Traditionnellement, en agriculture, le facteur déterminant ou limitant était la terre. Les grands pays qui affirmaient leur puissance agricole et alimentaire étaient d’abord les pays qui avaient beaucoup de terres arables.
La grande révolution agricole d’aujourd’hui a changé cette situation: le facteur terre a été remplacé par le facteur humain. D’une part, les exploitations se sont fortement agrandies et emploient de la main d’œuvre dont la quantité et le coût déterminent largement la compétitivité. D’autre part, certaines productions sont devenues largement « hors sol » (volailles, porcs, lait, viande bovine, serres…) où les possibilités de développement ne sont limitées que par le capital et les hommes. A cela s’ajoutent la recherche variétale ou génétique, l’accès à des facteurs de production (alimentation animale, produits vétérinaires, phytos), le marketing des produits. Autant d’éléments qui dépendent surtout du talent des hommes et femmes du secteur.
De fait, la France, trop confiante sans doute sur son « capital terres », s’est souvent laissée distancer. Elle est restée forte sur les grandes cultures où ce facteur humain pèse peut-être moins, encore aujourd’hui, que la terre.
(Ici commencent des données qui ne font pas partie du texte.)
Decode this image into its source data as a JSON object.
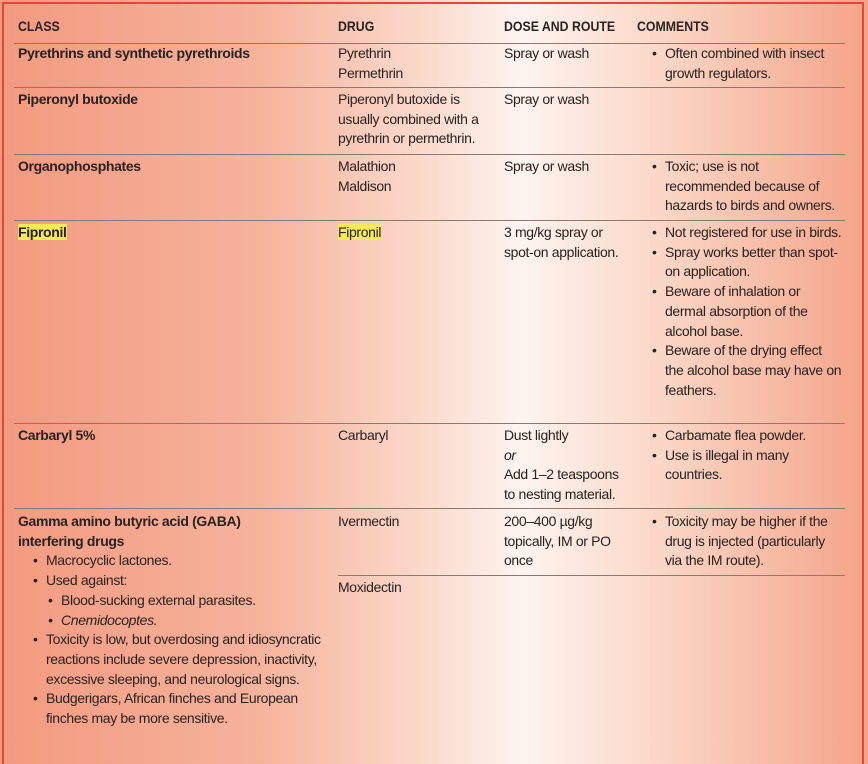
{
  "headers": {
    "class": "CLASS",
    "drug": "DRUG",
    "dose": "DOSE AND ROUTE",
    "comments": "COMMENTS"
  },
  "colors": {
    "border": "#e2473b",
    "highlight": "#f4ea5a",
    "background_edge": "#f39a80",
    "background_center": "#fef4ef"
  },
  "rows": [
    {
      "class": "Pyrethrins and synthetic pyrethroids",
      "drug": [
        "Pyrethrin",
        "Permethrin"
      ],
      "dose": "Spray or wash",
      "comments": [
        "Often combined with insect growth regulators."
      ]
    },
    {
      "class": "Piperonyl butoxide",
      "drug": [
        "Piperonyl butoxide is usually combined with a pyrethrin or permethrin."
      ],
      "dose": "Spray or wash",
      "comments": []
    },
    {
      "class": "Organophosphates",
      "drug": [
        "Malathion",
        "Maldison"
      ],
      "dose": "Spray or wash",
      "comments": [
        "Toxic; use is not recommended because of hazards to birds and owners."
      ]
    },
    {
      "class": "Fipronil",
      "drug": [
        "Fipronil"
      ],
      "dose": "3 mg/kg spray or spot-on application.",
      "comments": [
        "Not registered for use in birds.",
        "Spray works better than spot-on application.",
        "Beware of inhalation or dermal absorption of the alcohol base.",
        "Beware of the drying effect the alcohol base may have on feathers."
      ],
      "highlighted": true
    },
    {
      "class": "Carbaryl 5%",
      "drug": [
        "Carbaryl"
      ],
      "dose": [
        "Dust lightly",
        "or",
        "Add 1–2 teaspoons to nesting material."
      ],
      "comments": [
        "Carbamate flea powder.",
        "Use is illegal in many countries."
      ]
    },
    {
      "class": "Gamma amino butyric acid (GABA) interfering drugs",
      "class_notes": [
        "Macrocyclic lactones.",
        "Used against:",
        "Blood-sucking external parasites.",
        "Cnemidocoptes.",
        "Toxicity is low, but overdosing and idiosyncratic reactions include severe depression, inactivity, excessive sleeping, and neurological signs.",
        "Budgerigars, African finches and European finches may be more sensitive."
      ],
      "sub": [
        {
          "drug": "Ivermectin",
          "dose": "200–400 µg/kg topically, IM or PO once",
          "comments": [
            "Toxicity may be higher if the drug is injected (particularly via the IM route)."
          ]
        },
        {
          "drug": "Moxidectin"
        }
      ]
    }
  ]
}
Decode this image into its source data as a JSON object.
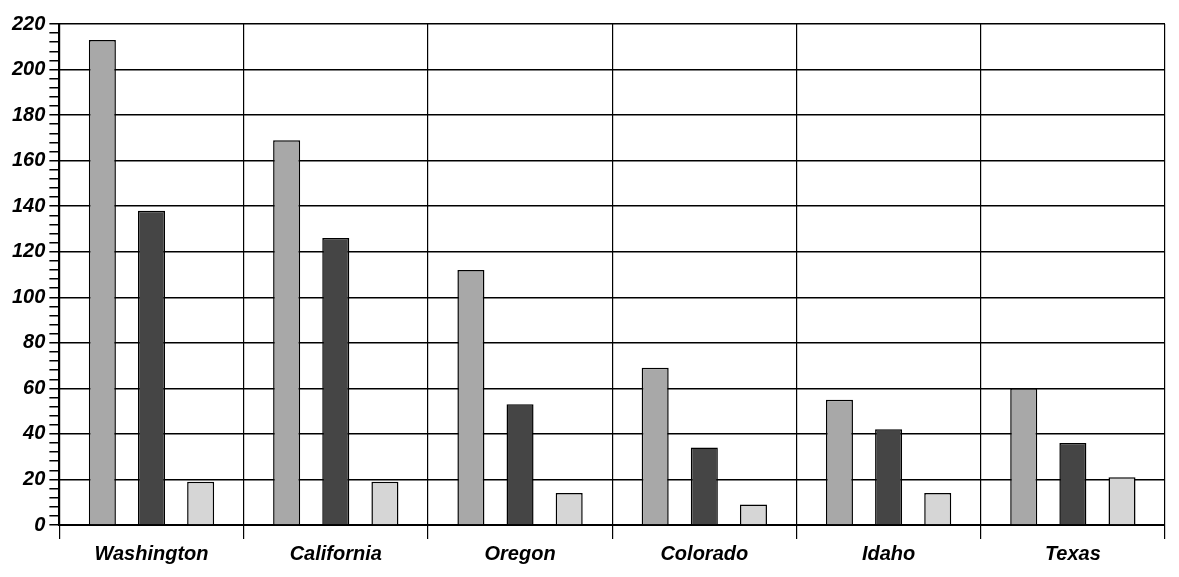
{
  "chart_data": {
    "type": "bar",
    "categories": [
      "Washington",
      "California",
      "Oregon",
      "Colorado",
      "Idaho",
      "Texas"
    ],
    "series": [
      {
        "color": "#a8a8a8",
        "values": [
          213,
          169,
          112,
          69,
          55,
          60
        ]
      },
      {
        "color": "#454545",
        "values": [
          138,
          126,
          53,
          34,
          42,
          36
        ]
      },
      {
        "color": "#d6d6d6",
        "values": [
          19,
          19,
          14,
          9,
          14,
          21
        ]
      }
    ],
    "ylim": [
      0,
      220
    ],
    "yticks": [
      0,
      {
        "value": 4,
        "label": null
      },
      {
        "value": 8,
        "label": null
      },
      {
        "value": 12,
        "label": null
      },
      {
        "value": 16,
        "label": null
      },
      20,
      {
        "value": 24,
        "label": null
      },
      {
        "value": 28,
        "label": null
      },
      {
        "value": 32,
        "label": null
      },
      {
        "value": 36,
        "label": null
      },
      40,
      {
        "value": 44,
        "label": null
      },
      {
        "value": 48,
        "label": null
      },
      {
        "value": 52,
        "label": null
      },
      {
        "value": 56,
        "label": null
      },
      60,
      {
        "value": 64,
        "label": null
      },
      {
        "value": 68,
        "label": null
      },
      {
        "value": 72,
        "label": null
      },
      {
        "value": 76,
        "label": null
      },
      80,
      {
        "value": 84,
        "label": null
      },
      {
        "value": 88,
        "label": null
      },
      {
        "value": 92,
        "label": null
      },
      {
        "value": 96,
        "label": null
      },
      100,
      {
        "value": 104,
        "label": null
      },
      {
        "value": 108,
        "label": null
      },
      {
        "value": 112,
        "label": null
      },
      {
        "value": 116,
        "label": null
      },
      120,
      {
        "value": 124,
        "label": null
      },
      {
        "value": 128,
        "label": null
      },
      {
        "value": 132,
        "label": null
      },
      {
        "value": 136,
        "label": null
      },
      140,
      {
        "value": 144,
        "label": null
      },
      {
        "value": 148,
        "label": null
      },
      {
        "value": 152,
        "label": null
      },
      {
        "value": 156,
        "label": null
      },
      160,
      {
        "value": 164,
        "label": null
      },
      {
        "value": 168,
        "label": null
      },
      {
        "value": 172,
        "label": null
      },
      {
        "value": 176,
        "label": null
      },
      180,
      {
        "value": 184,
        "label": null
      },
      {
        "value": 188,
        "label": null
      },
      {
        "value": 192,
        "label": null
      },
      {
        "value": 196,
        "label": null
      },
      200,
      {
        "value": 204,
        "label": null
      },
      {
        "value": 208,
        "label": null
      },
      {
        "value": 212,
        "label": null
      },
      {
        "value": 216,
        "label": null
      },
      220
    ],
    "grid": true,
    "legend": false
  }
}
Dans les autres secteurs, elle n’a sans doute pas suffisamment pris conscience de cette révolution agricole. Ni les pouvoirs publics ni les professionnels eux-mêmes qui auraient dû davantage s’unir et investir. A qui la faute ? A personne ou à tous. Le problème est culturel. L’existence de la Politique agricole commune a eu un mérite énorme. Mais un défaut considérable : elle a cultivé le goût des agriculteurs français à trop dépendre de l’Etat. Et pas suffisamment à chercher en eux-mêmes les solutions pour s’adapter à cette nouvelle agriculture.